On May 12, 2021, Lee was promoted to the major leagues for the first time. On May 15, Lee was optioned down to Triple-A without making an appearance. On May 17, Lee was recalled to the majors. He made his MLB debut that day as a replacement for Kevin Pillar, who left due to injury, and struck out in his only at bat. On May 21 during a game against the Miami Marlins, Lee hit a go-ahead double off of pitcher Adam Cimber down the right field line in the top of the 12th inning, giving the Mets the lead. He collected his first big league hit and his first RBI. The Mets won the game 6–5.

Lee began the 2022 season with the Triple-A Syracuse Mets. He slumped to start the season, was sent down to the High-A St. Lucie Mets for a week in May in order to work on his mechanics and thrived upon his return to Triple-A. On June 8, 2022, following injuries to Pete Alonso and Starling Marte, he was promoted to the majors. On June 11, Lee hit his first career home run against Oliver Ortega of the Los Angeles Angels. Lee's home run proved to be his only hit of the season in 2 games for the Mets. He played in 100 games for Syracuse, slashing .211/.326/.366 with 10 home runs, 37 RBI, and 14 stolen bases.

On February 6, 2023, Lee was designated for assignment following the acquisition of Sam Coonrod. On February 10, he cleared waivers and was sent outright to Triple-A Syracuse. In 21 games for Syracuse, Lee struggled to a .185/.299/.323 slash line with 1 home run, 7 RBI, and 2 stolen bases. He was released by the Mets organization on May 7.

===Southern Maryland Blue Crabs===
On June 1, 2023, Lee signed with the Southern Maryland Blue Crabs of the Atlantic League of Professional Baseball. In 89 games, he slashed .277/.401/.482 with 15 home runs, 66 RBI, and 13 stolen bases.

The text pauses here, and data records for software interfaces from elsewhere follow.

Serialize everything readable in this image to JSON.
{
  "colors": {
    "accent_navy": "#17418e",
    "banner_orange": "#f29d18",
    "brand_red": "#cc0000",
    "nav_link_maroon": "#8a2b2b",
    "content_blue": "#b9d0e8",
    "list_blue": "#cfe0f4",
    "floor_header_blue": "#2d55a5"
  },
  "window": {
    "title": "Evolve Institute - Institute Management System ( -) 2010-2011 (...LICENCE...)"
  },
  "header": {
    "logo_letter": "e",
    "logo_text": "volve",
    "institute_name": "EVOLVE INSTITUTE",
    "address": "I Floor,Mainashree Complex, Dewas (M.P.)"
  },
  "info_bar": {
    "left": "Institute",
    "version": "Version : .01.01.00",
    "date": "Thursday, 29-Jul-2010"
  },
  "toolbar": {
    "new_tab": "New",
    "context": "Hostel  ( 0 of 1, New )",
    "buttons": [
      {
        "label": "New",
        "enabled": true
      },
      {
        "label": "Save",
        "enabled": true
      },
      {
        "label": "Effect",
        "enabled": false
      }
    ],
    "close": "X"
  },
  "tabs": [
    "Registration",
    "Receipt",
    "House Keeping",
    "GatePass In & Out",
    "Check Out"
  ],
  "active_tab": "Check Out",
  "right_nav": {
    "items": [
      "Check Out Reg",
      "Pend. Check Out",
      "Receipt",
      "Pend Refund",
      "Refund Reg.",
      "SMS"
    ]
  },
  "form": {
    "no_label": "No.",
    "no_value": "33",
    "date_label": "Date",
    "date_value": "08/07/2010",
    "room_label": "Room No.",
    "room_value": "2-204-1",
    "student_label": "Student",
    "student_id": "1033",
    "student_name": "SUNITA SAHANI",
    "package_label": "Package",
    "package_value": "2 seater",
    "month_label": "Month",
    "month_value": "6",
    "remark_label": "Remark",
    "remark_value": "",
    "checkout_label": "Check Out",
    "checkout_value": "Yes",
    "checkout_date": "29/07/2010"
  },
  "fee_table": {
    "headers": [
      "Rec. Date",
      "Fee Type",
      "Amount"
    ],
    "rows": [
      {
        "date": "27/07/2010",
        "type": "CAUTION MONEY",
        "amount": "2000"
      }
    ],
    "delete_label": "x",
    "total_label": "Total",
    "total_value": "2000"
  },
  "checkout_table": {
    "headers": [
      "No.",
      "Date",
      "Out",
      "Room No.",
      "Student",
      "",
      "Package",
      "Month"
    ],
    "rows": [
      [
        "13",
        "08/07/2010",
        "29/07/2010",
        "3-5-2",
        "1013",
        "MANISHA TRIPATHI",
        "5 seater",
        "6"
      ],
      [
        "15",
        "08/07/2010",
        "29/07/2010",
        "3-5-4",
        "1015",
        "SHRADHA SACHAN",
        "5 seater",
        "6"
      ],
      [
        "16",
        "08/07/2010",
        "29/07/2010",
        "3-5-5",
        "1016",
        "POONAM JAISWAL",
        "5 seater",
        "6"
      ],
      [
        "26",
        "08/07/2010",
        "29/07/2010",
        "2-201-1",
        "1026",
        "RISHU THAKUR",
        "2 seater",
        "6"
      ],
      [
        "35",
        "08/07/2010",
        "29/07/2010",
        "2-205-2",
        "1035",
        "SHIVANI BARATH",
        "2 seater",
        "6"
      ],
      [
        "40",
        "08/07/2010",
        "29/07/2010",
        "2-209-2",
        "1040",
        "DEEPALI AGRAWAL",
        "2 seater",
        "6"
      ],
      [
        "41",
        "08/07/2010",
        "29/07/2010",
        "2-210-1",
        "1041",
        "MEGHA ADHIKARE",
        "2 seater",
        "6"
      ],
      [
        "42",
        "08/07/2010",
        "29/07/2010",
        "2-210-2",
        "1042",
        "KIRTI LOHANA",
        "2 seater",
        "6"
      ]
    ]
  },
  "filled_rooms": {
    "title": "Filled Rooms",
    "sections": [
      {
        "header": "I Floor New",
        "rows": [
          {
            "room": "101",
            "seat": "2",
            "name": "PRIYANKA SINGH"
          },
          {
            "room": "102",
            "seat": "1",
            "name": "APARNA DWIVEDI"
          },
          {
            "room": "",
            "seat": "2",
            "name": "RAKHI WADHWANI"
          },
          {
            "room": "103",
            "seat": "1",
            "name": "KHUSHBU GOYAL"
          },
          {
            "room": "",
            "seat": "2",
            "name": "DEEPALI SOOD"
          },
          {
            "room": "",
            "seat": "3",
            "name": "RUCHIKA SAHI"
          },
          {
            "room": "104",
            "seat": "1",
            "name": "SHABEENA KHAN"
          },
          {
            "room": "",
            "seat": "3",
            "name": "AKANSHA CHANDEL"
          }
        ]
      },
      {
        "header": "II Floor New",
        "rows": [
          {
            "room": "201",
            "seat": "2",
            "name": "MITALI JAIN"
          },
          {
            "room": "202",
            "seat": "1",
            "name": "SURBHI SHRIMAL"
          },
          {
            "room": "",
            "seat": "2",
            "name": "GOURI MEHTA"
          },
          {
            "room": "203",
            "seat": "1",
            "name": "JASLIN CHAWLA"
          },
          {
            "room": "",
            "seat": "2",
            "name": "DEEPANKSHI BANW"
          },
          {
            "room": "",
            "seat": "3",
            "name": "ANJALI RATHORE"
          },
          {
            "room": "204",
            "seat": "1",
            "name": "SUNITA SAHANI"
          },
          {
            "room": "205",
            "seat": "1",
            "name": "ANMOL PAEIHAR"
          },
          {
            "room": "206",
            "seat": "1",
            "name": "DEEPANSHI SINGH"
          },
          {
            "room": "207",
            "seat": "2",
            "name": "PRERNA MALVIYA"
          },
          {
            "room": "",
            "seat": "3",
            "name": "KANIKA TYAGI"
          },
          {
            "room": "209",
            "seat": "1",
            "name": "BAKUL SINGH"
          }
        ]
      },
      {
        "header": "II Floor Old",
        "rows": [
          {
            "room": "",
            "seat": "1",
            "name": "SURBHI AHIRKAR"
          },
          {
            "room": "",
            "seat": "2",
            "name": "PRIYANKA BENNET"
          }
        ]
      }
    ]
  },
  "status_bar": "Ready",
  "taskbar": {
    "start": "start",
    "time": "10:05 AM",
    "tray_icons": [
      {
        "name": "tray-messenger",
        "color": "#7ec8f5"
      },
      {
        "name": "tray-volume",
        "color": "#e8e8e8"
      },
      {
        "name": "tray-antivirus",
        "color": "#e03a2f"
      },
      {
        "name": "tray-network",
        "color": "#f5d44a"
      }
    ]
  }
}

===Dorados de Chihuahua===
On March 29, 2024, Lee signed with the Toros de Tijuana of the Mexican League. On April 5, Lee was loaned to the Dorados de Chihuahua of the Mexican League. In three games for the Dorados, he hit .154/.267/.231 with no home runs or RBI. Lee was released by the Chihuahuas on April 16.

==Personal life==
On February 1, 2023, Lee was accused by his ex-girlfriend of physical and verbal abuse. Syracuse police issued an arrest warrant for him on the charge of criminal obstruction of breathing. A lawsuit that was filed in the United States District Court for the Northern District of New York on the same day alleged he abused his former girlfriend while playing for the Triple-A Syracuse Mets in 2022.